(The Center Square) – Some Republican and Democrat lawmakers agree that charges stemming from a first-time driving under the influence (DUI) or operating while intoxicated (OWI) arrest in which no one is injured should be eligible for expungement.
Thousands of Michiganders have gotten behind the wheel with an illegal blood-alcohol content level that ended in an arrest. If the arrest results in a conviction, that black mark usually stays on their record for life.
Legislation passed last year allowed some felonies to be expunged but not first-time DUI and OWI misdemeanors, bringing criticism from Rep. Beau LaFave, R-Iron Mountain.
“These individuals deserve a chance to learn and move on from their past mistakes, much like other nonviolent offenders with the same opportunities,” LaFave previously said.
LaFave said this legislation would have helped Upper Michiganders with DUIs who have access to fewer jobs and housing opportunities.
The bills garnered support from former Republican House Speaker Lee Chatfield, R-Levering, Michigan Supreme Court Chief Justice Bridget McCormack, and Democrat Attorney General Dana Nessel.
The bills previously passed with overwhelming bipartisan support — 96-8 in the House and 32-5 in the Senate— before Gov. Gretchen Whitmer vetoed the bill without explanation.

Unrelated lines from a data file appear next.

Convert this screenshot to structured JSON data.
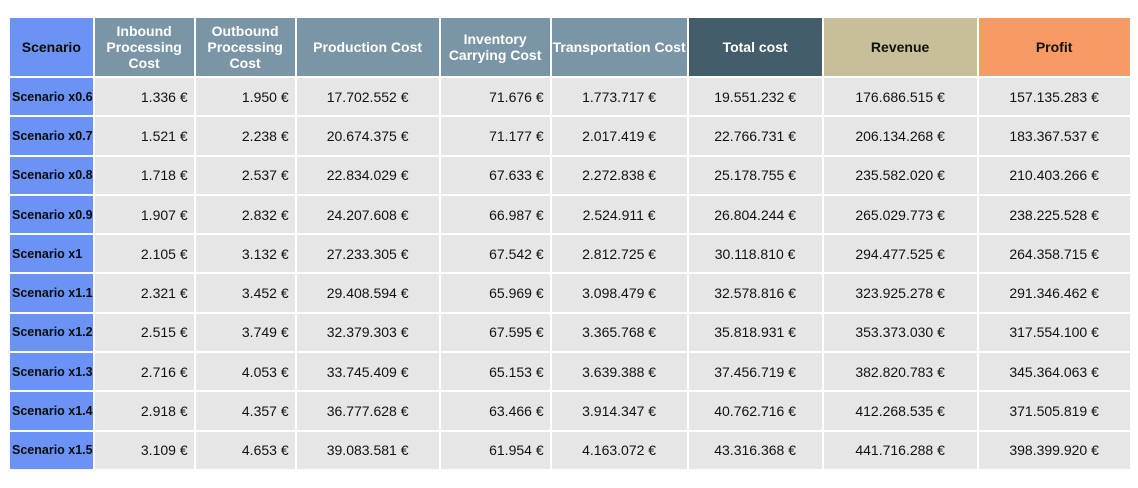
{
  "table": {
    "headers": {
      "scenario": "Scenario",
      "inbound": "Inbound Processing Cost",
      "outbound": "Outbound Processing Cost",
      "production": "Production Cost",
      "inventory": "Inventory Carrying Cost",
      "transportation": "Transportation Cost",
      "total": "Total cost",
      "revenue": "Revenue",
      "profit": "Profit"
    },
    "header_colors": {
      "scenario": "#6b93f5",
      "cost_columns": "#7a96a6",
      "total": "#445d6b",
      "revenue": "#c7bf9a",
      "profit": "#f89a63"
    },
    "rows": [
      [
        "Scenario x0.6",
        "1.336 €",
        "1.950 €",
        "17.702.552 €",
        "71.676 €",
        "1.773.717 €",
        "19.551.232 €",
        "176.686.515 €",
        "157.135.283 €"
      ],
      [
        "Scenario x0.7",
        "1.521 €",
        "2.238 €",
        "20.674.375 €",
        "71.177 €",
        "2.017.419 €",
        "22.766.731 €",
        "206.134.268 €",
        "183.367.537 €"
      ],
      [
        "Scenario x0.8",
        "1.718 €",
        "2.537 €",
        "22.834.029 €",
        "67.633 €",
        "2.272.838 €",
        "25.178.755 €",
        "235.582.020 €",
        "210.403.266 €"
      ],
      [
        "Scenario x0.9",
        "1.907 €",
        "2.832 €",
        "24.207.608 €",
        "66.987 €",
        "2.524.911 €",
        "26.804.244 €",
        "265.029.773 €",
        "238.225.528 €"
      ],
      [
        "Scenario x1",
        "2.105 €",
        "3.132 €",
        "27.233.305 €",
        "67.542 €",
        "2.812.725 €",
        "30.118.810 €",
        "294.477.525 €",
        "264.358.715 €"
      ],
      [
        "Scenario x1.1",
        "2.321 €",
        "3.452 €",
        "29.408.594 €",
        "65.969 €",
        "3.098.479 €",
        "32.578.816 €",
        "323.925.278 €",
        "291.346.462 €"
      ],
      [
        "Scenario x1.2",
        "2.515 €",
        "3.749 €",
        "32.379.303 €",
        "67.595 €",
        "3.365.768 €",
        "35.818.931 €",
        "353.373.030 €",
        "317.554.100 €"
      ],
      [
        "Scenario x1.3",
        "2.716 €",
        "4.053 €",
        "33.745.409 €",
        "65.153 €",
        "3.639.388 €",
        "37.456.719 €",
        "382.820.783 €",
        "345.364.063 €"
      ],
      [
        "Scenario x1.4",
        "2.918 €",
        "4.357 €",
        "36.777.628 €",
        "63.466 €",
        "3.914.347 €",
        "40.762.716 €",
        "412.268.535 €",
        "371.505.819 €"
      ],
      [
        "Scenario x1.5",
        "3.109 €",
        "4.653 €",
        "39.083.581 €",
        "61.954 €",
        "4.163.072 €",
        "43.316.368 €",
        "441.716.288 €",
        "398.399.920 €"
      ]
    ]
  }
}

State Rep. Joseph Bellino, R-Monroe, has asked Whitmer to support the current legislation also sponsored by Democrat Rep. Tenisha Yancey
“As a former drug and alcohol addict, I firmly believe that a single misstep does not define someone’s life,” Bellino said in a statement. “The expungement package we passed last term showed Michiganders that our stance on criminal justice is one of reform, not punishment. But our efforts mean little if we don’t take action to fully support that position. The passage of these bills will allow those who have made a one-time mistake to learn from it and find gainful employment and opportunities without struggle.”
The criminal justice reform push aligned with University of Michigan Law school research that concluded people who receive expungements see a 23% increase in income within a year.
In 2019, there were about 30,000 arrests for operating under the influence of alcohol or drugs. It’s not clear how many resulted in injuries or would be eligible for expungement.